The Hindu Mahasabha delegates responded to this by demanding, especially in the Punjab, all manner of checks on freedom — safeguards in the interests of the British. They tried to outbid the Muslims in their attempts to offer co-operation to the British Government, and, without gaining anything, damned their own case and betrayed the cause of freedom. The Muslims had at least spoken with dignity, the Hindu communalists did not even possess this.

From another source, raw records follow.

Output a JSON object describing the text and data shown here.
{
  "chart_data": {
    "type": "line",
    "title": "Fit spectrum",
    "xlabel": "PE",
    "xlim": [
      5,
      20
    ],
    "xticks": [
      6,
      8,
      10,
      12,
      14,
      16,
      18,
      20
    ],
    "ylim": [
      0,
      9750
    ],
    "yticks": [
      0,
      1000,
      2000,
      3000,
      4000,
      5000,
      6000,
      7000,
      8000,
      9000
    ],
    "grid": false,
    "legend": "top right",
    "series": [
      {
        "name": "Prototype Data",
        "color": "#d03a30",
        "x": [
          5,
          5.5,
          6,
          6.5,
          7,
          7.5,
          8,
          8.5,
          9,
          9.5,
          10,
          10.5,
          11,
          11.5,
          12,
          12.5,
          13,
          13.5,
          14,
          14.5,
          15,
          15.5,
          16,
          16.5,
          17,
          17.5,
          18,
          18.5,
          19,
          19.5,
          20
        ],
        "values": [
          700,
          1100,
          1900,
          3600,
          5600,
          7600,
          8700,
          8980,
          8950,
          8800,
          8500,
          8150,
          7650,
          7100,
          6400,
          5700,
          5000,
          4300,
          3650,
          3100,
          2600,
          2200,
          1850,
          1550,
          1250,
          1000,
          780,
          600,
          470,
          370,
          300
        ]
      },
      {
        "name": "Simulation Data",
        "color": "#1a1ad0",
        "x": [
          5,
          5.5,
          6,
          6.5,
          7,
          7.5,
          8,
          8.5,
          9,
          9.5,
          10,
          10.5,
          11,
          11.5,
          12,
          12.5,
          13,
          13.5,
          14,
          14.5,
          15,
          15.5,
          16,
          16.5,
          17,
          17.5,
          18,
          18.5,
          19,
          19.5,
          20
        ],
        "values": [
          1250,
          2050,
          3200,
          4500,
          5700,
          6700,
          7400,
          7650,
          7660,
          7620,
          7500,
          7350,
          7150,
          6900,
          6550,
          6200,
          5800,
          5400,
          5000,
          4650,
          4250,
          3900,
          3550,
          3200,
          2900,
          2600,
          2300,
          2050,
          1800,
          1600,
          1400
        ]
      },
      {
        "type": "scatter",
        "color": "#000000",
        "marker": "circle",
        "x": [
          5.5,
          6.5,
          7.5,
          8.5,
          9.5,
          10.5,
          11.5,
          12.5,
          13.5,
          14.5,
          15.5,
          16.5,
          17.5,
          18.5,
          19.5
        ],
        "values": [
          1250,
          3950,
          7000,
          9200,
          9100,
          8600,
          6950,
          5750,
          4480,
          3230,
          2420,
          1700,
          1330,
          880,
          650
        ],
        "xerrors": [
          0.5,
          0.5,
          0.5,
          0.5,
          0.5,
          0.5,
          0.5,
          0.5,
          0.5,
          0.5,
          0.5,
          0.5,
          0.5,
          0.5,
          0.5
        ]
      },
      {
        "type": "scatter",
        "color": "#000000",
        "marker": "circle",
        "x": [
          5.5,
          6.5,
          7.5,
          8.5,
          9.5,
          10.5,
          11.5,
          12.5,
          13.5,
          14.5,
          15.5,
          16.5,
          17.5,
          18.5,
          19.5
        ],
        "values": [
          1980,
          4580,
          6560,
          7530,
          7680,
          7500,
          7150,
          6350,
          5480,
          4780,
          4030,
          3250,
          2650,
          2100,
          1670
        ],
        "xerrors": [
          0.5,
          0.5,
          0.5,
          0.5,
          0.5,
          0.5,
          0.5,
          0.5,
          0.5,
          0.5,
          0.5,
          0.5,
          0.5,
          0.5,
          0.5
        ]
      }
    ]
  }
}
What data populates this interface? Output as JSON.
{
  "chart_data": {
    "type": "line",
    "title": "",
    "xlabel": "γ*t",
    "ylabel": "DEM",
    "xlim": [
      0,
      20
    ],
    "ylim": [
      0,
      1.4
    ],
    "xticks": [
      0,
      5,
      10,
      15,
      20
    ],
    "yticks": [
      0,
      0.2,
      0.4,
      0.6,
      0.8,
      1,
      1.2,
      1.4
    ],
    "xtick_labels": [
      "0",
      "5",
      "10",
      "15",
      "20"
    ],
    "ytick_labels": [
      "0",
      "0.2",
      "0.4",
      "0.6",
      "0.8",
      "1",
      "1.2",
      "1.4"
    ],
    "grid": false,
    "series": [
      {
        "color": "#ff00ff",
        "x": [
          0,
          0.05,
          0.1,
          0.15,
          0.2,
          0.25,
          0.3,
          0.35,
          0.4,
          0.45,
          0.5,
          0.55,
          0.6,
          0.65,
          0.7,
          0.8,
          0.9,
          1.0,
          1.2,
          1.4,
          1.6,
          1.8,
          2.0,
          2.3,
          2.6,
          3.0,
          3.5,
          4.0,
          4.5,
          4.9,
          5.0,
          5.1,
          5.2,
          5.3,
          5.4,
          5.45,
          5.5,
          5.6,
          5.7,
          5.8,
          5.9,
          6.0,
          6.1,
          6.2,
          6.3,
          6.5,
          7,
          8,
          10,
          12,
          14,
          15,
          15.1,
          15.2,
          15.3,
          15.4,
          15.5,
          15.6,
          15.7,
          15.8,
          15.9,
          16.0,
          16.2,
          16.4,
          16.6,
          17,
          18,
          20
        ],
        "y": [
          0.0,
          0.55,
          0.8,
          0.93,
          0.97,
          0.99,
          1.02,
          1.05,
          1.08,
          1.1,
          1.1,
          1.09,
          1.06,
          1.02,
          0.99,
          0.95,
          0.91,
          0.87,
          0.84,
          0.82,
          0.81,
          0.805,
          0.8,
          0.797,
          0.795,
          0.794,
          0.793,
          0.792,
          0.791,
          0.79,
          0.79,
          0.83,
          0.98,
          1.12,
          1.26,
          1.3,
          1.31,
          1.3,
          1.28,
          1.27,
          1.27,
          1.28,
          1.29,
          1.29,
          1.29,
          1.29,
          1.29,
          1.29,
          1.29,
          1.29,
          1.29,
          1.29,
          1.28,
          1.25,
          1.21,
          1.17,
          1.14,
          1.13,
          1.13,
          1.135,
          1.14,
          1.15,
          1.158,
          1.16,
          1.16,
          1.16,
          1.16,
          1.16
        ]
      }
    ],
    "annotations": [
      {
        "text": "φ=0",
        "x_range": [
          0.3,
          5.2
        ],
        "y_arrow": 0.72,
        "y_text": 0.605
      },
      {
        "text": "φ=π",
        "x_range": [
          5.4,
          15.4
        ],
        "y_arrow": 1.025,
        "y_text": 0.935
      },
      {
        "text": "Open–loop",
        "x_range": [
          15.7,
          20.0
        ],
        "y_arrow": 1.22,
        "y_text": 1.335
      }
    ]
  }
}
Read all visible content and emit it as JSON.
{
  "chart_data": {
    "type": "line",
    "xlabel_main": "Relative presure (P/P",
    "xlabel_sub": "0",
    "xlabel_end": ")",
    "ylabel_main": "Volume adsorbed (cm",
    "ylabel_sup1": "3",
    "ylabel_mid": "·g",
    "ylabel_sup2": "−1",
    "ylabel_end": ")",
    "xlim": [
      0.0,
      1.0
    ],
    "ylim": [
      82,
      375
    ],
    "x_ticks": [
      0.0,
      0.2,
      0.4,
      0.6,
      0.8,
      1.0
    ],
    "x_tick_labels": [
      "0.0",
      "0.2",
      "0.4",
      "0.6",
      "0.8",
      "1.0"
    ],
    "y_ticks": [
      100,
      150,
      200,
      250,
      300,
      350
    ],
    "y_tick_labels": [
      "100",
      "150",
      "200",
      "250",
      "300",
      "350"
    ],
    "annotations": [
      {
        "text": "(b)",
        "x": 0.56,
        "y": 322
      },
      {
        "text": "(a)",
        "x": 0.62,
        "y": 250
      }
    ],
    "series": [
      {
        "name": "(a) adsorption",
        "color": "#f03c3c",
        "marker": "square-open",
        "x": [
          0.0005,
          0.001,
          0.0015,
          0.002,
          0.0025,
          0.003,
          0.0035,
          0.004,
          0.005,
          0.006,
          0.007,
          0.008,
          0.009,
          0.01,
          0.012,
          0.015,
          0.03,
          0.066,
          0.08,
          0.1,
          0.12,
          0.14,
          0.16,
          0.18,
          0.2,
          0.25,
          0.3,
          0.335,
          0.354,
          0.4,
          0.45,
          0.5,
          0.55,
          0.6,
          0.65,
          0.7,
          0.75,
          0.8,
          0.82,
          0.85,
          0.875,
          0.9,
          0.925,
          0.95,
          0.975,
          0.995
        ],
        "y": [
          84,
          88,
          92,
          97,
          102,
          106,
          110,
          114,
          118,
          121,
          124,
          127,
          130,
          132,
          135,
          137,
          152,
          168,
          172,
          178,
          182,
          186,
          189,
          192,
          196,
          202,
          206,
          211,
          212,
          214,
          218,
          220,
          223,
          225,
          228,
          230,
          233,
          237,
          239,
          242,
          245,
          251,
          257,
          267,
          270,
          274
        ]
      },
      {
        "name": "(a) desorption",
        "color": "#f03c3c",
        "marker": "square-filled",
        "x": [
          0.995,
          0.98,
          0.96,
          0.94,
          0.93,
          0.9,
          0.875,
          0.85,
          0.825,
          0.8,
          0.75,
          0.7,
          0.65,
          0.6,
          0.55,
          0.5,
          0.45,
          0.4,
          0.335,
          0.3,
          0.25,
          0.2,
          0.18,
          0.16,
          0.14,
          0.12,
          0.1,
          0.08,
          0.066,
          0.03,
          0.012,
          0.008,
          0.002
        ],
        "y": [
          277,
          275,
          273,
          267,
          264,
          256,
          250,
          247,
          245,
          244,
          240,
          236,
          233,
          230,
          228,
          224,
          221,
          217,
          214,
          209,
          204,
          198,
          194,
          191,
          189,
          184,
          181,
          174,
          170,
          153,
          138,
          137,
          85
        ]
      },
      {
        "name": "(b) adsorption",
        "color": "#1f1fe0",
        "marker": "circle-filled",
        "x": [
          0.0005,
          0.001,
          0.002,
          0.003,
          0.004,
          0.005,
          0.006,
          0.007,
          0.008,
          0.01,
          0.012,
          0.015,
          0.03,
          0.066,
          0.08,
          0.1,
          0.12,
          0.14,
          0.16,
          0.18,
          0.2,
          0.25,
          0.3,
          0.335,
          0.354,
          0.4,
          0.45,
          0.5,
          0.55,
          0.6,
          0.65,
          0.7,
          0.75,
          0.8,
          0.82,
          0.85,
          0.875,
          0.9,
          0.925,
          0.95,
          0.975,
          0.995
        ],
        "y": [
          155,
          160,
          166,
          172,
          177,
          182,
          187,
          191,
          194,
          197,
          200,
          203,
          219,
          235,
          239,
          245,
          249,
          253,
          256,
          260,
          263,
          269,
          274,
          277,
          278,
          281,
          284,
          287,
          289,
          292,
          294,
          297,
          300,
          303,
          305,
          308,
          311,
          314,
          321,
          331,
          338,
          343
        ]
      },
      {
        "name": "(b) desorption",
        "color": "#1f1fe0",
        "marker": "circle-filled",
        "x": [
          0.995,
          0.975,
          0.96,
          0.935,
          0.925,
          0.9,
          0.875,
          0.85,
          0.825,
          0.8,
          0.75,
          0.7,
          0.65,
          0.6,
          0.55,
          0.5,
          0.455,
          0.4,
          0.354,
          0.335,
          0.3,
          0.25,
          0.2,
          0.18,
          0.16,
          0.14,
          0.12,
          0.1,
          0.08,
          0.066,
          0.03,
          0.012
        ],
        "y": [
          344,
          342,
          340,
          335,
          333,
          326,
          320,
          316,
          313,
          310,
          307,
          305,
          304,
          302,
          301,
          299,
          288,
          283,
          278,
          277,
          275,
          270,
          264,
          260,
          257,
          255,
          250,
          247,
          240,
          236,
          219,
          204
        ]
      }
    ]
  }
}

The outstanding fact seems to me how, on both sides, the communal leaders represent a small upper class reactionary group, and how these people exploit and take advantage of the religious passions of the masses for their own ends. On both sides every effort is made to suppress and avoid the consideration of economic issues. Soon the time will come when these issues can no longer be suppressed, and then, no doubt, the communal leaders on both sides will echo the Aga Khan’s warning of twenty years ago for the moderates to join hands in a common camp against radical tendencies. To some extent that is already evident, for however much the Hindu and Muslim communalists attack each other in public they co- operate in the Assembly and elsewhere in helping Government to pass reactionary measures.”